Archive for Thursday, March 14, 2002

s plagiarism situation

March 14, 2002


— Teachers and parents angry over a plagiarism controversy at Piper High School demanded Tuesday that school board members do something to rectify the situation.

The Piper Teachers Association and a parents group that organized recently implored the board to apologize, defend the district or resign.

"Our concern is not dying down," Leona Sigwing, chairwoman of the Piper Teachers Assn.'s steering committee, told the board. "Our high standards are crumbling because of your decision, and still you have taken no action."

The board is thought to have secretly agreed Dec. 11 to order teacher Christine Pelton to change the failing grades she planned to give 28 students she accused of plagiarism. Superintendent Michael Rooney gave Pelton the order the next day. Pelton immediately resigned.

High school Principal Mike Adams, who supported Pelton, told staff members in an e-mail Monday that he would resign at year's end, Sigwing said. He has declined to comment publicly.

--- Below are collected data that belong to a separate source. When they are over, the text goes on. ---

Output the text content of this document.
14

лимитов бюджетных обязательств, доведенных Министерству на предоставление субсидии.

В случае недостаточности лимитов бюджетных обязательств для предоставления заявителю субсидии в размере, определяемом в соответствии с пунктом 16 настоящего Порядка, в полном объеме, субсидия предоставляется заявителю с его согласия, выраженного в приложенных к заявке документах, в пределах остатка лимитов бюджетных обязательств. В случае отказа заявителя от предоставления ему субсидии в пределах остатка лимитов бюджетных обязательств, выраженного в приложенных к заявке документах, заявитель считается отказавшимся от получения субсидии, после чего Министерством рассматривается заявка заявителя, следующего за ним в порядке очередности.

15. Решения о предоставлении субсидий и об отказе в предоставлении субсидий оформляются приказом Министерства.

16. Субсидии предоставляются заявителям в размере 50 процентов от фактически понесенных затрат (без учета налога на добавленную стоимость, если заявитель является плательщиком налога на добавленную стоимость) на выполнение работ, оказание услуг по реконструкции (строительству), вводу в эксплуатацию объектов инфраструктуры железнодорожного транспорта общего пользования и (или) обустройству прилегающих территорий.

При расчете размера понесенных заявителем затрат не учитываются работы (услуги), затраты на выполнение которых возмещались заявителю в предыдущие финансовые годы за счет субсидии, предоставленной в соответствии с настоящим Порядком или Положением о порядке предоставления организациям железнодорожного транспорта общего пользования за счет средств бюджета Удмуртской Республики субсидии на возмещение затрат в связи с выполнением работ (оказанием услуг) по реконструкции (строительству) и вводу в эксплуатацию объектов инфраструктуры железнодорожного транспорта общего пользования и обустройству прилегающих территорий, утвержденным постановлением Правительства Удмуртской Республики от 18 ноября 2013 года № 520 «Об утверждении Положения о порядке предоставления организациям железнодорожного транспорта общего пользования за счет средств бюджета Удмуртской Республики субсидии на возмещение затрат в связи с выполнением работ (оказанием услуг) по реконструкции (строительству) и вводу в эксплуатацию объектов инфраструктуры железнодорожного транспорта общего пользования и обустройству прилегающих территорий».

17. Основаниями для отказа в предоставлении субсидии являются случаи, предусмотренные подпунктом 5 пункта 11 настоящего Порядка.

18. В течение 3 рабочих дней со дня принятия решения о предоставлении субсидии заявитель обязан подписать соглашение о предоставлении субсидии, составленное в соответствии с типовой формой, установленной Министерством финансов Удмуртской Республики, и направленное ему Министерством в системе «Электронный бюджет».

Board President Chris McCord had no comment for about a dozen district residents who addressed the board Tuesday. Only board member Greg Netzer responded, agreeing with a parent who said it was time to move on.

Piper parent Leroy Stevens urged the board to resign. He said later he was holding a meeting this week to begin a recall petition.

Several Piper residents said they thought the board would be vindicated when all the facts came out, but they were a minority at the meeting.

Worried teachers will leave

Piper senior Kevin Dickson said students are worried that many good teachers will leave the school.

"Teachers don't get paid enough to have their knees cut out from under them," Dickson said. "They deserve our respect."

Wyandotte County Dist. Atty. Nick Tomasic has accused the board of violating the state's Open Meetings Act by taking binding action in secret. The board met in a closed-door session at the end of its meeting Tuesday to discuss how to respond to that accusation, board attorney Louis Clothier said.

Rooney said the district was working to put together a plagiarism policy. He has said that he supports Pelton. However, in court papers, Tomasic said Rooney suggested to the board that he direct Pelton to change the grading system.

On Tuesday, Piper parent Dean Katerndahl asked board members to join a committee the parents are forming. The committee will review policies on plagiarism and the handling of disputes involving parents, teachers and the board.

"We see this as sort of an opportunity to improve the district and maybe even set ourselves out as a model," Katerndahl said before the meeting.

Katerndahl said media stories about the issue had failed to address several areas. For example, he said, at least some students who were accused of plagiarizing on their biology project have never been told what parts they allegedly plagiarized.

Phrases were a clue

Some students apparently were accused because of "four-word phrases" they picked up off the Internet, he said.

"Some of those kids were straight-A students," he said. "They went out for sports and they had good reputations. So at least it raises the question in our head of, 'What is going on?"'

Pelton has said that she did not accuse anyone of plagiarizing for picking up a phrase here or there. She said she saw plagiarism in two essays the students wrote as well as in the shorter reports on leaves.

The teachers association has supported Pelton.